Thanks everyone for your valuable comments. Thus discussion was very helpful to me.
All the points made about the context, the syntax, or the subsequent "mais..." add up with what Berman is actually implying. Berman is argueing that all "great" translations are retranslations and then, in trying to validate his arguement, he posits the counter arguement that there are great translations that are not retranslations. Then he dismisses this counter argument by widening the meaning of retranslation to include even those works that has never been translated into the same language before. His argument is that a retranslation is not solely any new translation of a work already translated. Amyot's Plutarch is one such example where it had not actually been translated before (arguably not a retranslation then, yet a great translation) yet Berman considers a retranslation, according to his widened definition of retranslation.
I agree with you and Tony that if the author had meant to say that he did it well it would probably have been expressed differently, though "bien" in that position can mean well, for example in "il a bien travaillé".
In answer to your comment "...there is nothing in the text provided to indicate it could be "indeed"..." — but of course there is! The very syntax '[subject] a bien [past participle] is a pretty clear indicator — and cf. "Il a beau... [+ inf.]
If it really meant literally 'well', as W/A rightly points out, there are other much more likely constructions the writer might have used instead that would generally be more idiomatic in FR — though cf. expressions like 'il a bien fait de venir'
Charles has gone the extra mile, as usual : thanks! That widened meaning of "retranslate" indeed seems not only pointless but likely to cause confusion.
While I don't agree with W/A that the syntax as given precludes it meaning "well", Charles's explanations seem to me to leave no doubt as to the meaning intended.
As Victoria and W/A have already said, it's impossible to know for sure without more of your surrounding context.
From the syntax used, I'd say Victoria's suggestion of "did indeed re-translate" or even something along the lines "may (well) have re-translated..." — in which case, we would reasonably expect it to be followed by a "mais..." (explicit or implied)
I think if the writer had wanted to say that he had produced a good translation, there are better / more idiomatic ways they might have expressed this in FR.
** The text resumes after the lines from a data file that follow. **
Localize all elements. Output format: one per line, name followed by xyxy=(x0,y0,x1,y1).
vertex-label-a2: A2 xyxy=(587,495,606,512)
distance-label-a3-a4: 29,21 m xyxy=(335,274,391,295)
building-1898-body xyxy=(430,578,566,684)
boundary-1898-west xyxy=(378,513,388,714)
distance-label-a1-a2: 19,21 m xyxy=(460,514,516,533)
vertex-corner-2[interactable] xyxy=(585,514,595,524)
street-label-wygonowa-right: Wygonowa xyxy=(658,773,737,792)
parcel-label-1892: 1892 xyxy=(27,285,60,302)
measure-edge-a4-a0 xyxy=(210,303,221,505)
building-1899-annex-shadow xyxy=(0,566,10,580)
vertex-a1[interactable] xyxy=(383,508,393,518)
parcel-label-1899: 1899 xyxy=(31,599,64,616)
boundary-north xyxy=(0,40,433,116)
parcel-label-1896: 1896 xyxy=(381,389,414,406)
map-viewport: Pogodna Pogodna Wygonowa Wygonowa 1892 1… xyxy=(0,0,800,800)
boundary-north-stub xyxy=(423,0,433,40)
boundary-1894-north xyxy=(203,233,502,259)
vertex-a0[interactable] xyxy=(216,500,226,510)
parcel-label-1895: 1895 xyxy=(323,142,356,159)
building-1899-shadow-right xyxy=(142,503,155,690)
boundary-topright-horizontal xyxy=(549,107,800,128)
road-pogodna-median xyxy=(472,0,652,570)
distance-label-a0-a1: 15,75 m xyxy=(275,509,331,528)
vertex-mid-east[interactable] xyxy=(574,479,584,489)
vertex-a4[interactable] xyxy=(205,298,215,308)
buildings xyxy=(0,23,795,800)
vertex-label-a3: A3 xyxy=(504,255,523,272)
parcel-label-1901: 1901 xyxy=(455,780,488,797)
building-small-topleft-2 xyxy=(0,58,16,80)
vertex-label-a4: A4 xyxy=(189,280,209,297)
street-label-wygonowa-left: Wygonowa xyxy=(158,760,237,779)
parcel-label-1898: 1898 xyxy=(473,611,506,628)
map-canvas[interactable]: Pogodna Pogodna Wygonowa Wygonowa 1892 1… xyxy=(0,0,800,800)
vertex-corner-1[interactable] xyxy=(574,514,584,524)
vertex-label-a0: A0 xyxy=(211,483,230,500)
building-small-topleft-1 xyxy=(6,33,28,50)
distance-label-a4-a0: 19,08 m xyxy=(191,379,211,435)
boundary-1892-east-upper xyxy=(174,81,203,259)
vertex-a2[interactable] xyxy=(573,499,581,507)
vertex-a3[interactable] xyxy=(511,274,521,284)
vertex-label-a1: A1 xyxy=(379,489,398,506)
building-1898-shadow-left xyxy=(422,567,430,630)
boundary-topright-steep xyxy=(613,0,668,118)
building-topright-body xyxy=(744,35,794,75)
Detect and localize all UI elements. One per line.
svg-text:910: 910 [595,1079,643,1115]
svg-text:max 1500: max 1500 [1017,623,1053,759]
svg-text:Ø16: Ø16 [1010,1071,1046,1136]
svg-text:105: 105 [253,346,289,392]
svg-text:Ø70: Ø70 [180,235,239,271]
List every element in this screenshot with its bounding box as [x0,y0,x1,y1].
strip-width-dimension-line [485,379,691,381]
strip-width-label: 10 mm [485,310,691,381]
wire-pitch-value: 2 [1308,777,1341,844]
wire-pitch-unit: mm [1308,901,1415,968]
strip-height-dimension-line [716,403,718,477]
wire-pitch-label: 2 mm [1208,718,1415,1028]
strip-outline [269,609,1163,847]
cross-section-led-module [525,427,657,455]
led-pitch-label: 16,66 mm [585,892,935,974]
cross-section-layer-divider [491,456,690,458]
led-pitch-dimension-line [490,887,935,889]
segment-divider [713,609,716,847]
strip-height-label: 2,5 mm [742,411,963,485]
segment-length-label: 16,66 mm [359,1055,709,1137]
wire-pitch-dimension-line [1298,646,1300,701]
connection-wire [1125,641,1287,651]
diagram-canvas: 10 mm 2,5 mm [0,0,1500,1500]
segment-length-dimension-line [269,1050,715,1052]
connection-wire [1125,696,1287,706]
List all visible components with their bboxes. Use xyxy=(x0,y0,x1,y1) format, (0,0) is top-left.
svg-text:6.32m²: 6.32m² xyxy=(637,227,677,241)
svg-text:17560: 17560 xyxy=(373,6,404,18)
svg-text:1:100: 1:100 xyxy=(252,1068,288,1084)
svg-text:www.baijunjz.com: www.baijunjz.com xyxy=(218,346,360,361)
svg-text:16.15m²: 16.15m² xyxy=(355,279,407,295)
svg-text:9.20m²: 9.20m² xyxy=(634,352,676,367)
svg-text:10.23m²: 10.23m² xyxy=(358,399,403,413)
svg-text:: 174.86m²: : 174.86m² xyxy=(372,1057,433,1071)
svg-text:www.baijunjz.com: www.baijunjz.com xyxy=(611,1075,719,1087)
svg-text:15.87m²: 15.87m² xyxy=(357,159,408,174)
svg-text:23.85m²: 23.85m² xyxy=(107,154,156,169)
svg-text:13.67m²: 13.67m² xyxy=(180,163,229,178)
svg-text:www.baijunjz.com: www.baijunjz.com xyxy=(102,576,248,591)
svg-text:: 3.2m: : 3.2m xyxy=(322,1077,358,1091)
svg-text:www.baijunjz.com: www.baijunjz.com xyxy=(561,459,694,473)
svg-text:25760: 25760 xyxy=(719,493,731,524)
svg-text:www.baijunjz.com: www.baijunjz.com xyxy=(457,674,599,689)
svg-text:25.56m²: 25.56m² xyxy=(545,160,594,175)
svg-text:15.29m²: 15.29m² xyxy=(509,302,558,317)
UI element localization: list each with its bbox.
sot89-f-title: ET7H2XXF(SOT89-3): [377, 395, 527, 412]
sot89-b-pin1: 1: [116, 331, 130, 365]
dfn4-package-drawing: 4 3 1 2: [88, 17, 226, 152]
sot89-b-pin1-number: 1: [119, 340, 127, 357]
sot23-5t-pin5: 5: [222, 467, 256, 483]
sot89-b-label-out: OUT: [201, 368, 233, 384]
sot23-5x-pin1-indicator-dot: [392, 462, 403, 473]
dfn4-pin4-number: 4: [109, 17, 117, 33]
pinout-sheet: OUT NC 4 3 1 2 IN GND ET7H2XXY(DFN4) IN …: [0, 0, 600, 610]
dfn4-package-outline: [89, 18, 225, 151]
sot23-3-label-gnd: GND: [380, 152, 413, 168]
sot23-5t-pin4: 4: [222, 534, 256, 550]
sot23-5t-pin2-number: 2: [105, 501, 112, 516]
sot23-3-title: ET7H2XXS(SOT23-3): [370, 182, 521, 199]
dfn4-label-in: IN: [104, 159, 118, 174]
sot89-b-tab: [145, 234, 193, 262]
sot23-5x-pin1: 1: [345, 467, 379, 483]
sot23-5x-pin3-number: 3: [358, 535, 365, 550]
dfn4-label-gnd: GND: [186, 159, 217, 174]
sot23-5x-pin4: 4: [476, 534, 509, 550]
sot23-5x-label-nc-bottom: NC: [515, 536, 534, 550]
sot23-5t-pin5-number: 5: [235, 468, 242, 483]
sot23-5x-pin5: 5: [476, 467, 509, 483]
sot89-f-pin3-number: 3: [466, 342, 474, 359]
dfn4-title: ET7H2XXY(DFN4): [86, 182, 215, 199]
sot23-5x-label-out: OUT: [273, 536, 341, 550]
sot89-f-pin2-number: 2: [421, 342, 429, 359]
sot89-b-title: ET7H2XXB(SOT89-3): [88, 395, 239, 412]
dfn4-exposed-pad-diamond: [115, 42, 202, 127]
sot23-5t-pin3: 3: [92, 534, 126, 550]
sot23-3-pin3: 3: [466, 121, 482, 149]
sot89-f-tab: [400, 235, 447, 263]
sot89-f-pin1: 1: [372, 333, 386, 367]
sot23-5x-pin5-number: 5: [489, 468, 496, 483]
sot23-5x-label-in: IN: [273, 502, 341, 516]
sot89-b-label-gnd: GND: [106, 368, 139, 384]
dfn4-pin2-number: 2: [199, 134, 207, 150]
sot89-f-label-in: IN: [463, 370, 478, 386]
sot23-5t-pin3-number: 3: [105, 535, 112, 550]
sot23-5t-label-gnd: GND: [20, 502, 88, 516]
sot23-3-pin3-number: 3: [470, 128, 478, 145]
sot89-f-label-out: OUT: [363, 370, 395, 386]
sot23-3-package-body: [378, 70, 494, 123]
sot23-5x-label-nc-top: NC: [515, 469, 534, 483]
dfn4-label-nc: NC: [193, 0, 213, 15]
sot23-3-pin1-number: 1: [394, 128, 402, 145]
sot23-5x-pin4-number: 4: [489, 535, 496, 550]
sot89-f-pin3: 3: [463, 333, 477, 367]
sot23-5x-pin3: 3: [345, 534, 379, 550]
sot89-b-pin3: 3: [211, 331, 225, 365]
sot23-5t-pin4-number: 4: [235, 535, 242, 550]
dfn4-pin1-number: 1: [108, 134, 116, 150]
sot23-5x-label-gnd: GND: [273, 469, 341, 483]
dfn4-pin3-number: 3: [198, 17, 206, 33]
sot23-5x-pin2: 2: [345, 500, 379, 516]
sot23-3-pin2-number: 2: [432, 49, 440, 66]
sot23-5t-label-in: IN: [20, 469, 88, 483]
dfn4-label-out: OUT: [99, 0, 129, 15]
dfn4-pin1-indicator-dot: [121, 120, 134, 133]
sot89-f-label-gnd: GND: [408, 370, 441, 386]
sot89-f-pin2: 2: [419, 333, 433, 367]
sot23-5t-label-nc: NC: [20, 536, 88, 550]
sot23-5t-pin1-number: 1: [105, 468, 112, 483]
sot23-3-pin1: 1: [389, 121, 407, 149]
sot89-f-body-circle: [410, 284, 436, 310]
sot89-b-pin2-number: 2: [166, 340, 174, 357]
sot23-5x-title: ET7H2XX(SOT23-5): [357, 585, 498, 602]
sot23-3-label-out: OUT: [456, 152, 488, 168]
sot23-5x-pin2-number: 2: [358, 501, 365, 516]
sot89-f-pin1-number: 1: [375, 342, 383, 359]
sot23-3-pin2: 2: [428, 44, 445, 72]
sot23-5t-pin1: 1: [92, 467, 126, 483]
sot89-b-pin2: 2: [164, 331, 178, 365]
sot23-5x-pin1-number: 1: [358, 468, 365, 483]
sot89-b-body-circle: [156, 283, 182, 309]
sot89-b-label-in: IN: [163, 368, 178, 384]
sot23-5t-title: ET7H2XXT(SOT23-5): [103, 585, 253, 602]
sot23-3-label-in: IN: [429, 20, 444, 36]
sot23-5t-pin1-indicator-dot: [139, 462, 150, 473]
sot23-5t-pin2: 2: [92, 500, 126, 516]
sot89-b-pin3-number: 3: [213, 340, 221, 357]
I looked up the source. "Bien" clearly does mean "indeed", not "well", in context. The author is not talking about how well Amyot "retranslated" Plutarch. (He did it very well indeed, by common consent; so Montaigne thought, certainly.) It's here if anyone wants to look: https://journals.openedition.org/palimpsestes/596
I looked it up mainly because I couldn't understand why the author says that Amyot retranslated Plutarch. He worked directly from the Greek, not from a Latin version. So why does he say that Amyot "a retraduit" Plutarch? The answer turns out to be that for this author "retranslation" includes translation of an original text that has already been translated before, albeit independently, and apparently into any language, since before Amyot, as far as I know, Plutarch had only been translated into Latin. I can't see the point of widening the meaning of "retranslate" like this.